Tarde de domingo©
Caía la tarde con fútil banalidad, el sol parpadeaba casi sin fuerza tras los vidrios de la ventana que añeja protegía apenas del exterior. Un suave manto de incertidumbre empuja a mirar lo que hay afuera, a contemplar desde el salón, la calle que taciturna se va colmando de paseantes lánguidos, que caminan en pos de no se sabe bien que dimensión. La tarde estrecha el ánimo, ya no quedan ni ganas de leer. Las gafas reposan silenciosas sobre el libro abierto; en la página doscientos veintidós, se quedaron los ojos prendidos. No siente el gusto de continuar el lento caminar de aquella historia que empezada el viernes por la noche, prometía felicidad y hacer del tiempo un cálido fluir de sensaciones.
Manuela Arce, contempla la espesura tras la ventana: “mañana es posible que llueva”, se dice con voz muy queda, sin que nadie la escuche, levanta los ojos, mira al cielo, que encapotado va escarchándose de nubes, trotonas y panzudas que caminan por él. “Sí, es posible que llueva”.

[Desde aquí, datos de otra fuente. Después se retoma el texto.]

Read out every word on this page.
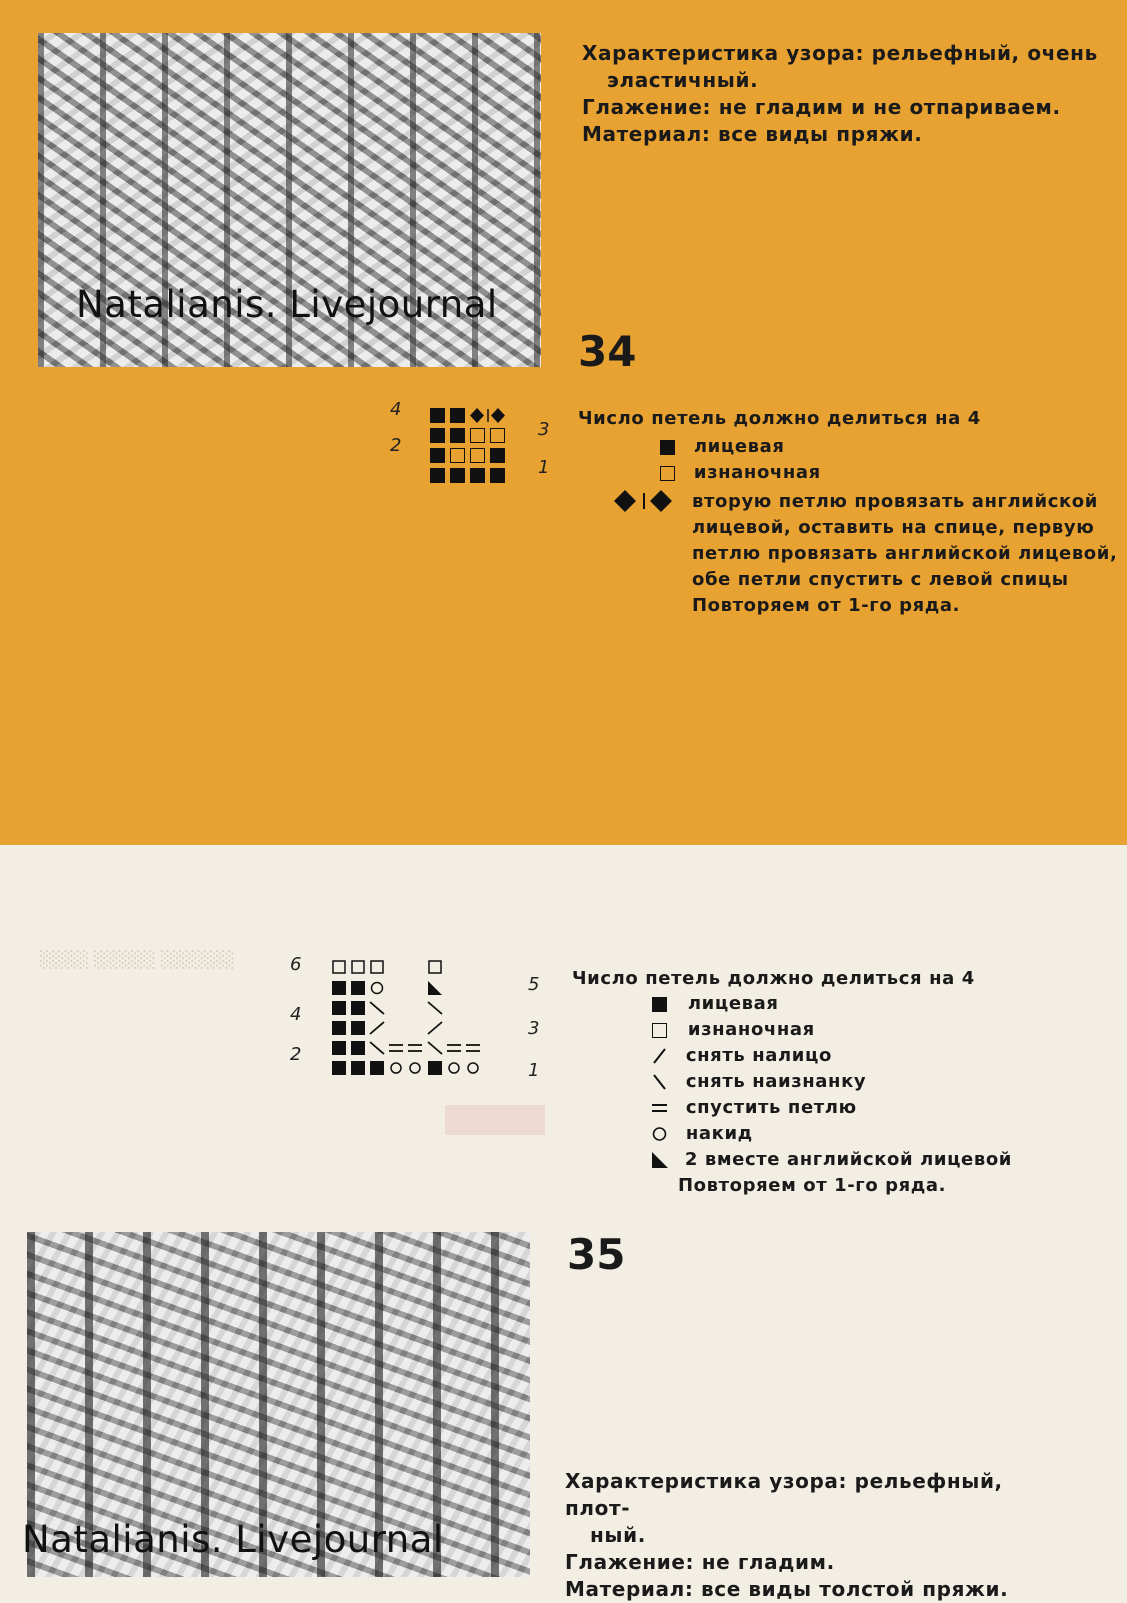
░░░░ ░░░░░ ░░░░░░
Natalianis. Livejournal
Характеристика узора: рельефный, очень
эластичный.
Глажение: не гладим и не отпариваем.
Материал: все виды пряжи.
34
4
2
3
1
Число петель должно делиться на 4
лицевая
изнаночная
вторую петлю провязать английской
лицевой, оставить на спице, первую
петлю провязать английской лицевой,
обе петли спустить с левой спицы
Повторяем от 1-го ряда.
6
4
2
5
3
1
Число петель должно делиться на 4
лицевая
изнаночная
снять налицо
снять наизнанку
спустить петлю
накид
2 вместе английской лицевой
Повторяем от 1-го ряда.
35
Natalianis. Livejournal
Характеристика узора: рельефный, плот-
ный.
Глажение: не гладим.
Материал: все виды толстой пряжи.
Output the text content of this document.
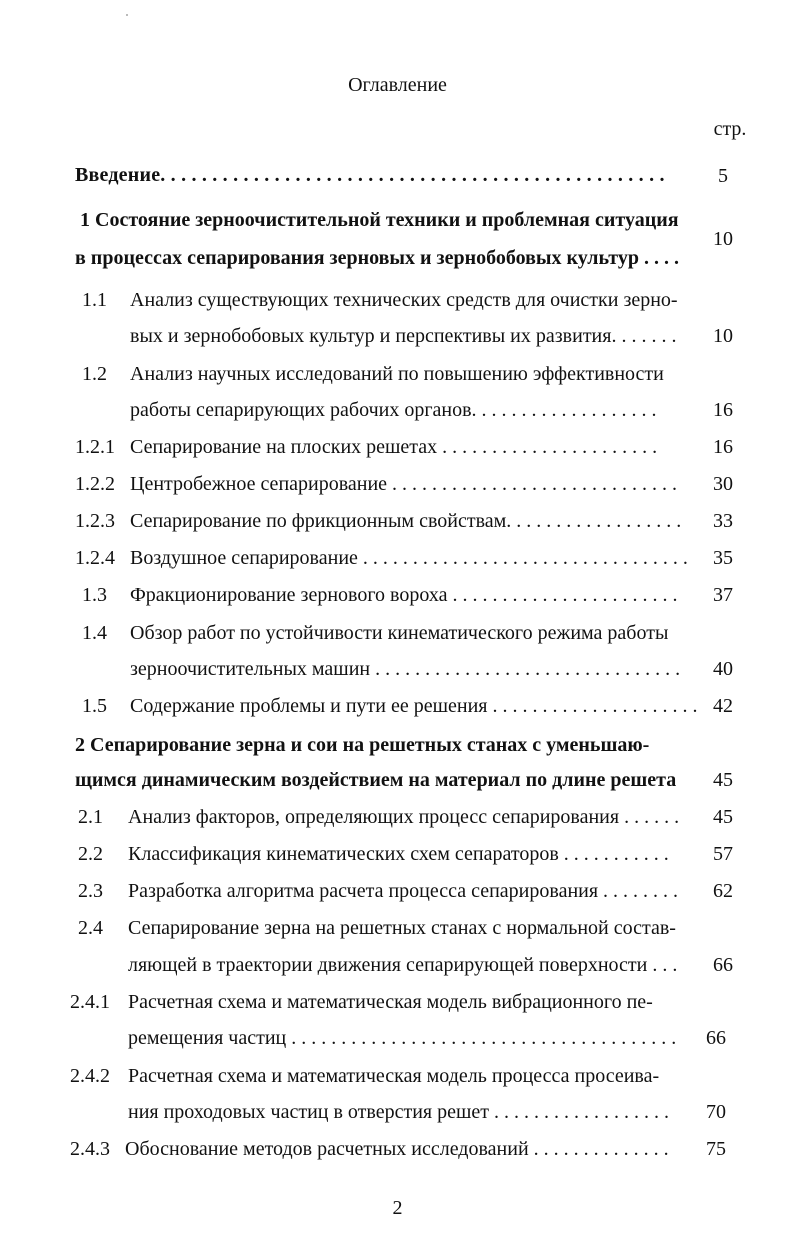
Оглавление
стр.
Введение. . . . . . . . . . . . . . . . . . . . . . . . . . . . . . . . . . . . . . . . . . . . . . . . .	5
1 Состояние зерноочистительной техники и проблемная ситуация
в процессах сепарирования зерновых и зернобобовых культур . . . .
10
1.1 Анализ существующих технических средств для очистки зерно-
вых и зернобобовых культур и перспективы их развития. . . . . . .	10
1.2 Анализ научных исследований по повышению эффективности
работы сепарирующих рабочих органов. . . . . . . . . . . . . . . . . . .	16
1.2.1 Сепарирование на плоских решетах . . . . . . . . . . . . . . . . . . . . . .	16
1.2.2 Центробежное сепарирование . . . . . . . . . . . . . . . . . . . . . . . . . . . . .	30
1.2.3 Сепарирование по фрикционным свойствам. . . . . . . . . . . . . . . . . .	33
1.2.4 Воздушное сепарирование . . . . . . . . . . . . . . . . . . . . . . . . . . . . . . . . .	35
1.3 Фракционирование зернового вороха . . . . . . . . . . . . . . . . . . . . . . .	37
1.4 Обзор работ по устойчивости кинематического режима работы
зерноочистительных машин . . . . . . . . . . . . . . . . . . . . . . . . . . . . . . .	40
1.5 Содержание проблемы и пути ее решения . . . . . . . . . . . . . . . . . . . . . 42
2 Сепарирование зерна и сои на решетных станах с уменьшаю-
щимся динамическим воздействием на материал по длине решета	45
2.1 Анализ факторов, определяющих процесс сепарирования . . . . . .	45
2.2 Классификация кинематических схем сепараторов . . . . . . . . . . .	57
2.3 Разработка алгоритма расчета процесса сепарирования . . . . . . . .	62
2.4 Сепарирование зерна на решетных станах с нормальной состав-
ляющей в траектории движения сепарирующей поверхности . . .	66
2.4.1 Расчетная схема и математическая модель вибрационного пе-
ремещения частиц . . . . . . . . . . . . . . . . . . . . . . . . . . . . . . . . . . . . . . .	66
2.4.2 Расчетная схема и математическая модель процесса просеива-
ния проходовых частиц в отверстия решет . . . . . . . . . . . . . . . . . .	70
2.4.3 Обоснование методов расчетных исследований . . . . . . . . . . . . . .	75
2
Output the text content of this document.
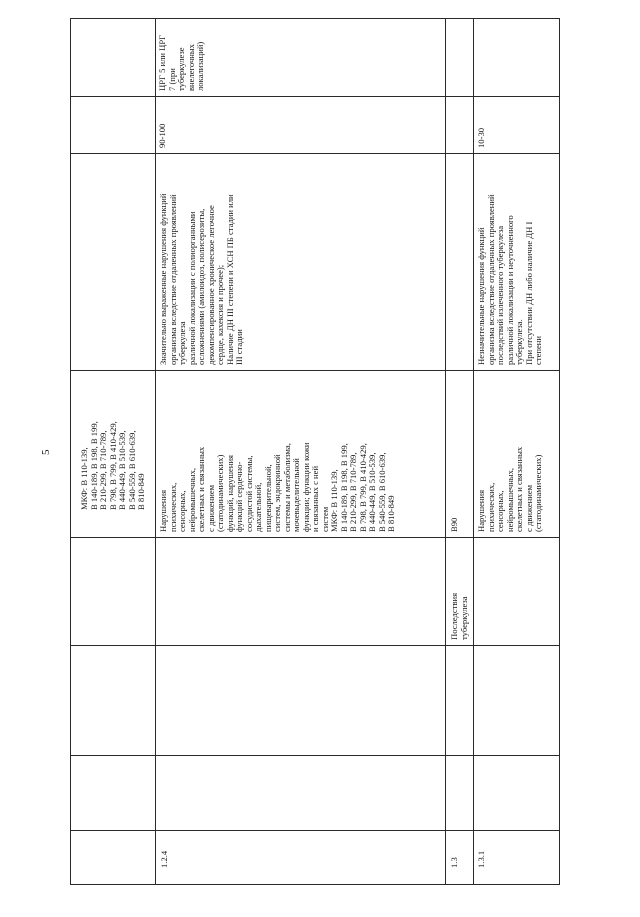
5

МКФ: В 110-139,
В 140-189, В 198, В 199,
В 210-299, В 710-789,
В 798, В 799, В 410-429,
В 440-449, В 510-539,
В 540-559, В 610-639,
В 810-849

1.2.4

Нарушения
психических,
сенсорных,
нейромышечных,
скелетных и связанных
с движением
(статодинамических)
функций, нарушения
функций сердечно-
сосудистой системы,
дыхательной,
пищеварительной,
систем, эндокринной
системы и метаболизма,
мочевыделительной
функции; функции кожи
и связанных с ней
систем
МКФ: В 110-139,
В 140-189, В 198, В 199,
В 210-299, В 710-789,
В 798, В 799, В 410-429,
В 440-449, В 510-539,
В 540-559, В 610-639,
В 810-849

Значительно выраженные нарушения функций
организма вследствие отдаленных проявлений туберкулеза
различной локализации с полиорганными
осложнениями (амилоидоз, полисерозиты,
декомпенсированное хроническое легочное
сердце, кахексия и прочее);
Наличие ДН III степени и ХСН ПБ стадии или
III стадии

90-100

ЦРГ 5 или ЦРГ
7 (при
туберкулезе
внелегочных
локализаций)

1.3

Последствия
туберкулеза

В90

1.3.1

Нарушения
психических,
сенсорных,
нейромышечных,
скелетных и связанных
с движением
(статодинамических)

Незначительные нарушения функций
организма вследствие отдаленных проявлений
последствий излеченного туберкулеза
различной локализации и неуточненного
туберкулеза.
При отсутствии ДН либо наличие ДН I
степени

10-30
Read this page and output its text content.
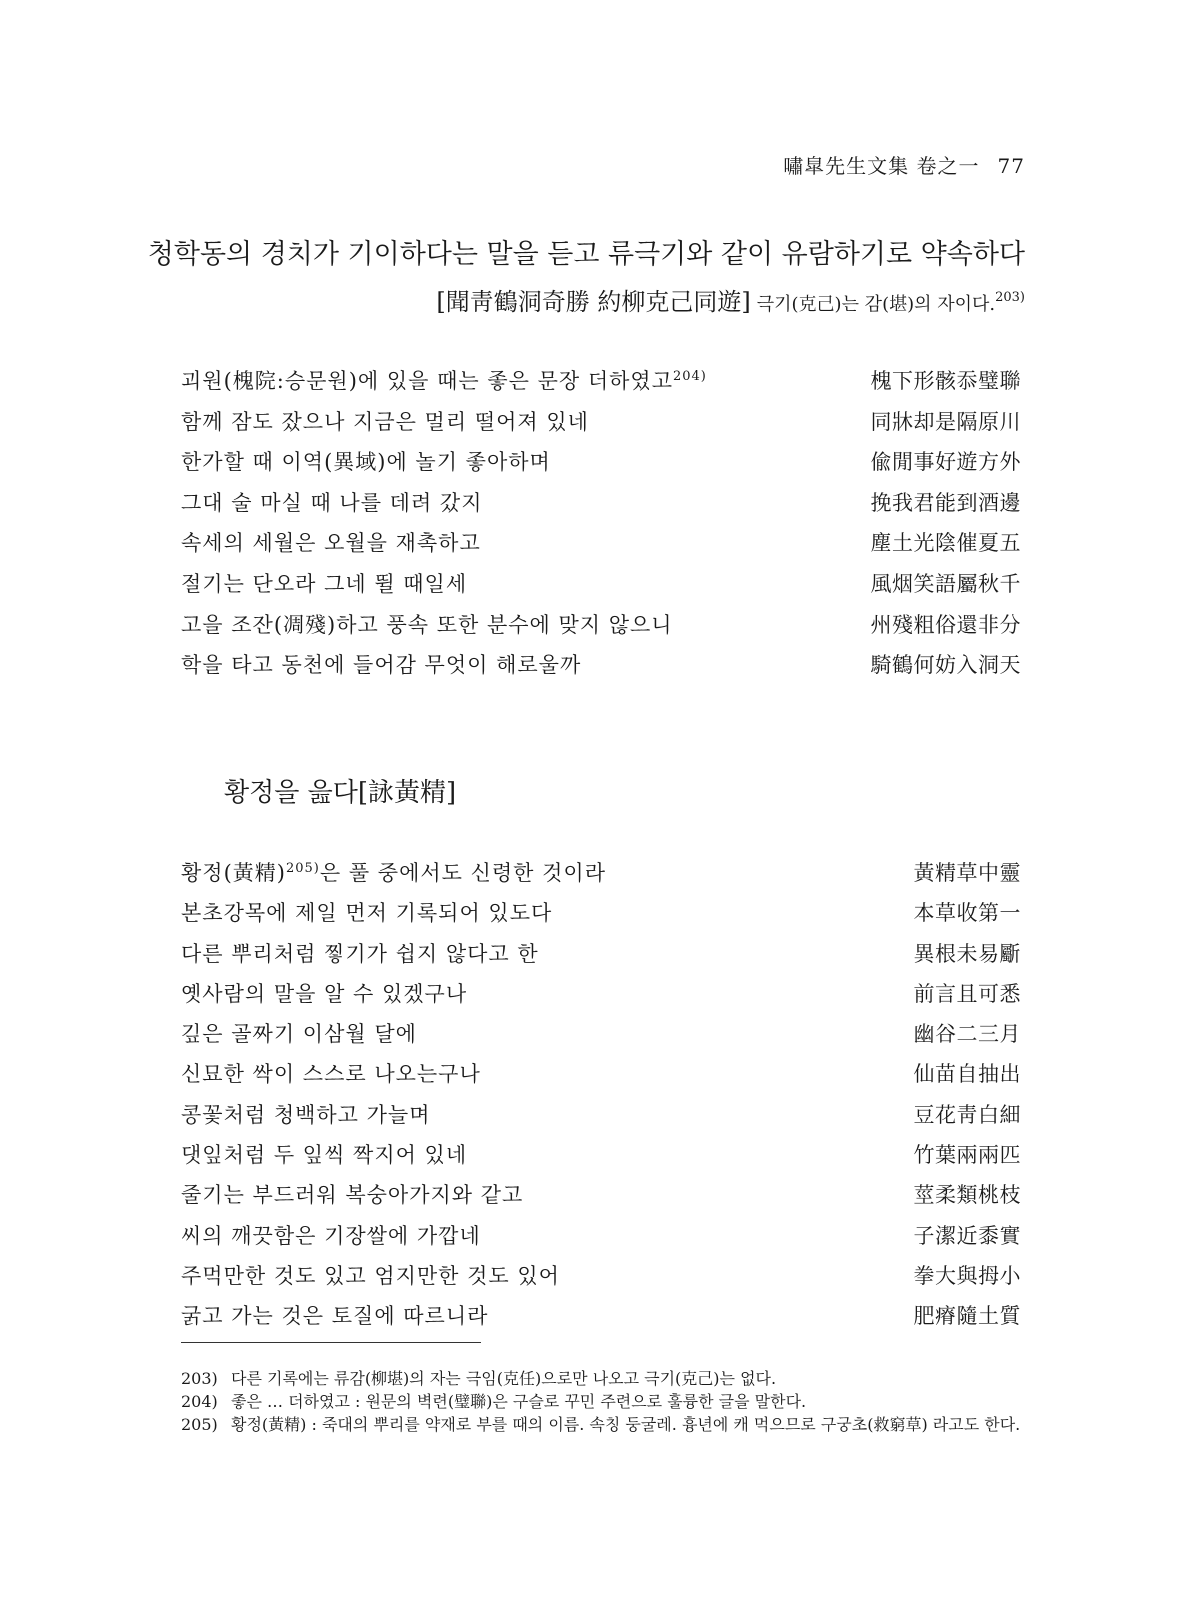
嘯皐先生文集 卷之一 77
청학동의 경치가 기이하다는 말을 듣고 류극기와 같이 유람하기로 약속하다
[聞靑鶴洞奇勝 約柳克己同遊] 극기(克己)는 감(堪)의 자이다.$^{203)}$
괴원(槐院:승문원)에 있을 때는 좋은 문장 더하였고$^{204)}$	槐下形骸忝璧聯
함께 잠도 잤으나 지금은 멀리 떨어져 있네	同牀却是隔原川
한가할 때 이역(異域)에 놀기 좋아하며	偸閒事好遊方外
그대 술 마실 때 나를 데려 갔지	挽我君能到酒邊
속세의 세월은 오월을 재촉하고	塵土光陰催夏五
절기는 단오라 그네 뛸 때일세	風烟笑語屬秋千
고을 조잔(凋殘)하고 풍속 또한 분수에 맞지 않으니	州殘粗俗還非分
학을 타고 동천에 들어감 무엇이 해로울까	騎鶴何妨入洞天
황정을 읊다[詠黃精]
황정(黃精)$^{205)}$은 풀 중에서도 신령한 것이라	黃精草中靈
본초강목에 제일 먼저 기록되어 있도다	本草收第一
다른 뿌리처럼 찧기가 쉽지 않다고 한	異根未易斸
옛사람의 말을 알 수 있겠구나	前言且可悉
깊은 골짜기 이삼월 달에	幽谷二三月
신묘한 싹이 스스로 나오는구나	仙苗自抽出
콩꽃처럼 청백하고 가늘며	豆花靑白細
댓잎처럼 두 잎씩 짝지어 있네	竹葉兩兩匹
줄기는 부드러워 복숭아가지와 같고	莖柔類桃枝
씨의 깨끗함은 기장쌀에 가깝네	子潔近黍實
주먹만한 것도 있고 엄지만한 것도 있어	拳大與拇小
굵고 가는 것은 토질에 따르니라	肥瘠隨土質
203) 다른 기록에는 류감(柳堪)의 자는 극임(克任)으로만 나오고 극기(克己)는 없다.
204) 좋은 … 더하였고 : 원문의 벽련(璧聯)은 구슬로 꾸민 주련으로 훌륭한 글을 말한다.
205) 황정(黃精) : 죽대의 뿌리를 약재로 부를 때의 이름. 속칭 둥굴레. 흉년에 캐 먹으므로 구궁초(救窮草) 라고도 한다.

Volvió los ojos a la calle, descolgándolos suavemente, se le quedaron prendidos de una pareja que camina de la mano, mientras el leve farfulleo de palabras ilegibles y alegres les precedía, arrullando el paso de los extraños caminantes. Manuela los siguió con la mirada, mientras la mente se le iba muy lejos, en el tiempo, cuando ella, briosa y elegante, caminaba también atada a una mano que la guiaba por la calle. El estaba aún, quieto, centrado en ella.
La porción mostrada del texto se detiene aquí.